SU503317A1 - Electron microscopic method for measuring scattered fields - Google Patents

Description

one

The invention relates to the field of electron microscopy and can be used to study and measure magnetic and electric fields.

An electron microscopic method is known for measuring the scattering fields by subjecting the field under study to an electron beam that passes the sample, followed by recording information about the measured fields.

The disadvantages of this method are the large laboriousness and the inability to automate the measurement process, which greatly limits the accuracy of the measurements.

The aim of the invention is to improve the accuracy of measurements and automation of obtaining the distributions of various components of the measured fields directly on the screen of the recording device.

To achieve this goal, according to the proposed method, information on the local value of the measured field is extracted from the deviation value in this field of the electron beam developed in a line but one of the coordinates, by converting an electrical signal adequate to the beam current to any optical time at any fixed time. the signal, the subsequent attenuation of the optical signal is proportional to the deviation of the electronic

beam along the other coordinate and inversely converting the output optical signal into an electrical one. Measurement of fields scattered by this

The method is produced as follows.

An electron beam formed by an electron gun and focused into a probe of small (less than 1 micron) diameter is turned into a line along one of the coordinates (for example, parallel to the working surface of the magnetic head and perpendicular to the working gap plane - when measuring the tangential component the field is scattered over the working gap ) and direct parallel to the axial line of the working gap, so that the beam is affected by the magnetic field of the scattering and deflects it. Further, the deflected beam at any fixed time is converted into an optical beam in such a way that the luminous flux is proportional to the current of the electron beam. The resulting optical signal is attenuated in proportion to the coordinate deviation of the electron probe, perpendicular to the scanning line, but not

its intensities change when the electron beam is deflected along the scanning line. Then the optical signal is again converted into an electrical one and the value of the electric signal obtained at a given time is recorded. Thus obtained

the signal will be proportional to the deviation of the electron beam only under the influence of one of the components of the scattering field (in this case, the tangential component), i.e., if the known requirements on the electron velocity, the maximum length and maximum value of the scattering induction are met, the signal will be proportional to the local value of the field component is scattered at the location of the electron probe passing through this field.

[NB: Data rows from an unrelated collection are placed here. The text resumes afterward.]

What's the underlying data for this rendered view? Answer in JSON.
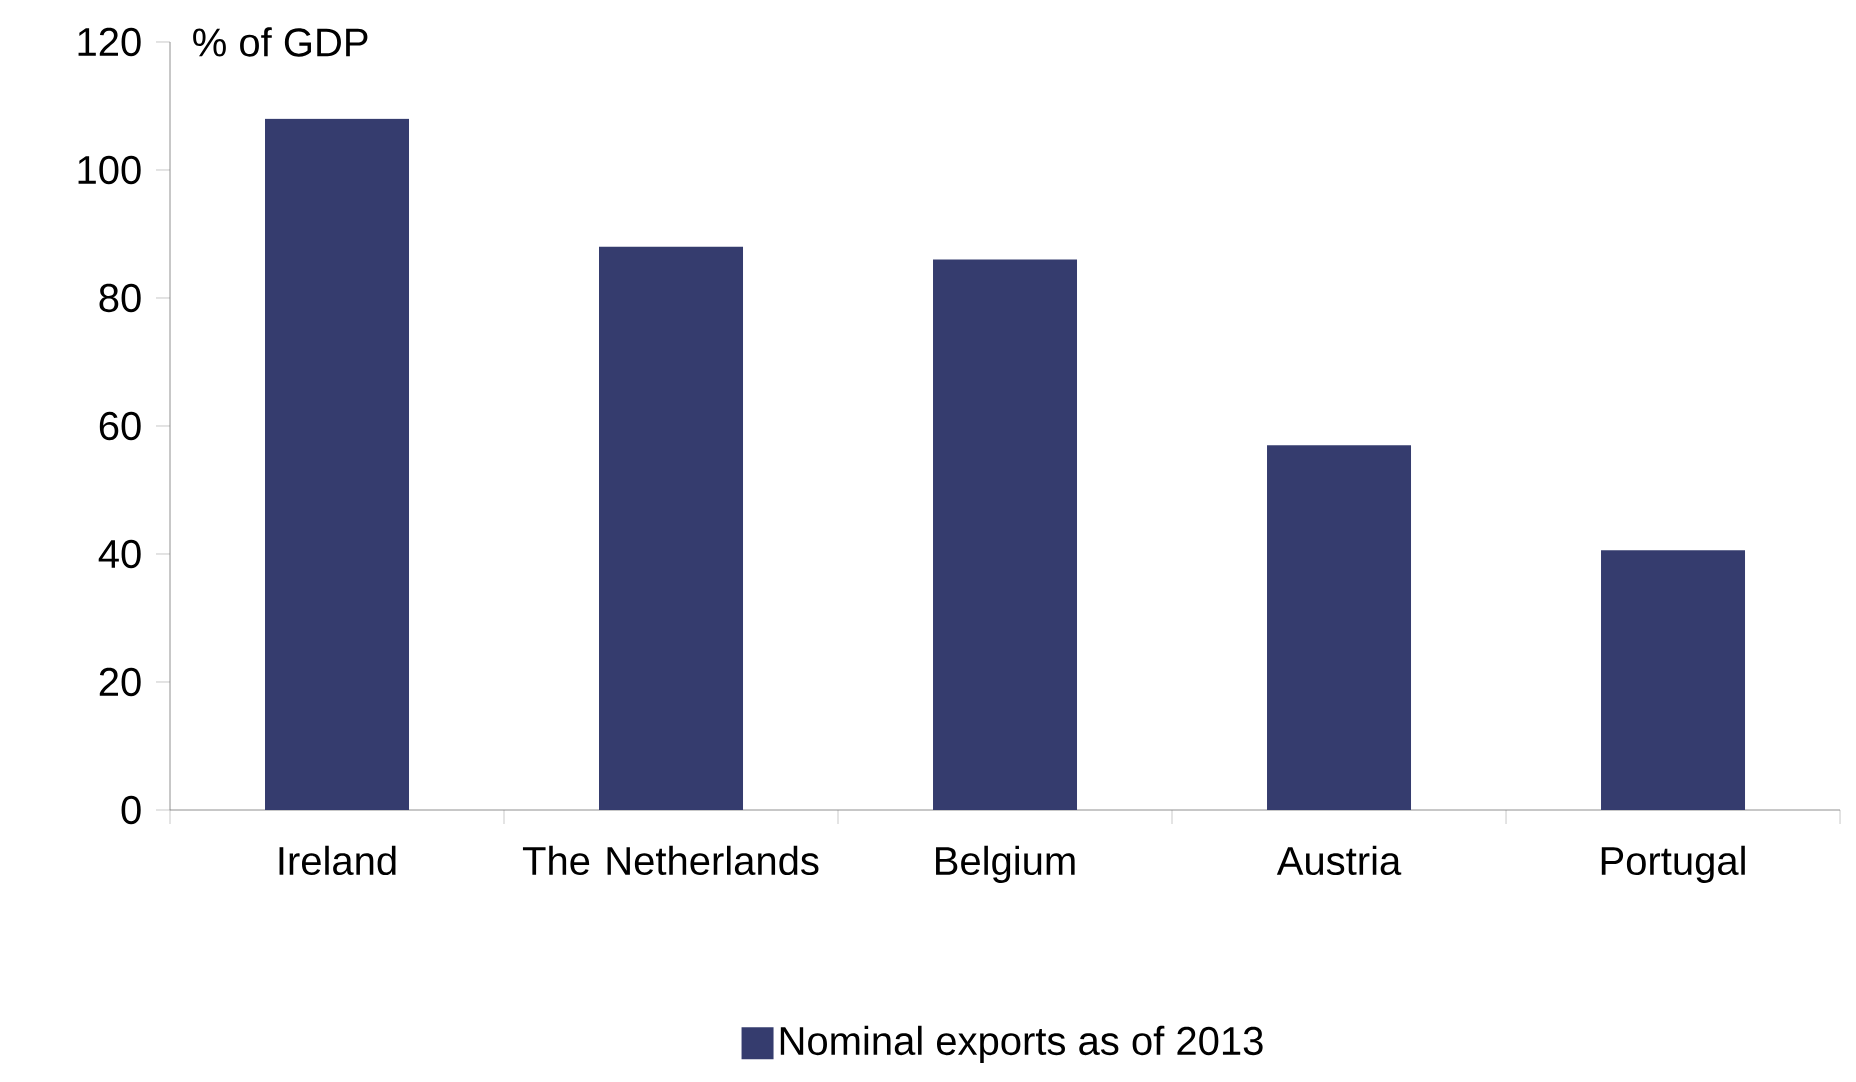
{
  "chart_data": {
    "type": "bar",
    "ylabel": "% of GDP",
    "categories": [
      "Ireland",
      "The Netherlands",
      "Belgium",
      "Austria",
      "Portugal"
    ],
    "series": [
      {
        "name": "Nominal exports as of 2013",
        "color": "#353c6e",
        "values": [
          108,
          88,
          86,
          57,
          40.6
        ]
      }
    ],
    "ylim": [
      0,
      120
    ],
    "yticks": [
      0,
      20,
      40,
      60,
      80,
      100,
      120
    ],
    "legend": "bottom"
  }
}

When implementing the method, information on the distribution of the scattering fields is automatically recorded, the possibility of obtaining additional errors in measurements due to the use of any structural elements - sensors of information on the magnitude of the electron deflection in the measured field is eliminated, and each of the components of the field under study is separately recorded neither Sequential conversion of an electrical signal into an optical signal, processing of an optical signal and converting it back into an electrical signal provides significant advantages in processing and recording information on the field of scattering.

Claims (1)

Invention Formula The electron microscopic method of measuring the scattering fields by subjecting the field under investigation to an electron beam passed through the sample, followed by recording information about the measured fields, characterized in that, in order to improve the measurement accuracy and automate the distribution of the various components of the measured fields directly to screen of the registering device, carry out the selection of information about the local value of the measured field from the magnitude of the deviation in this field of the electron beam, are expanded in a line at one of the coordinates by converting an electrical signal adequate to the beam current to an optical signal at any fixed time, the subsequent attenuation of the optical signal is proportional to the deviation of the electron beam along the other coordinate and inversely converting the output optical signal to electrical.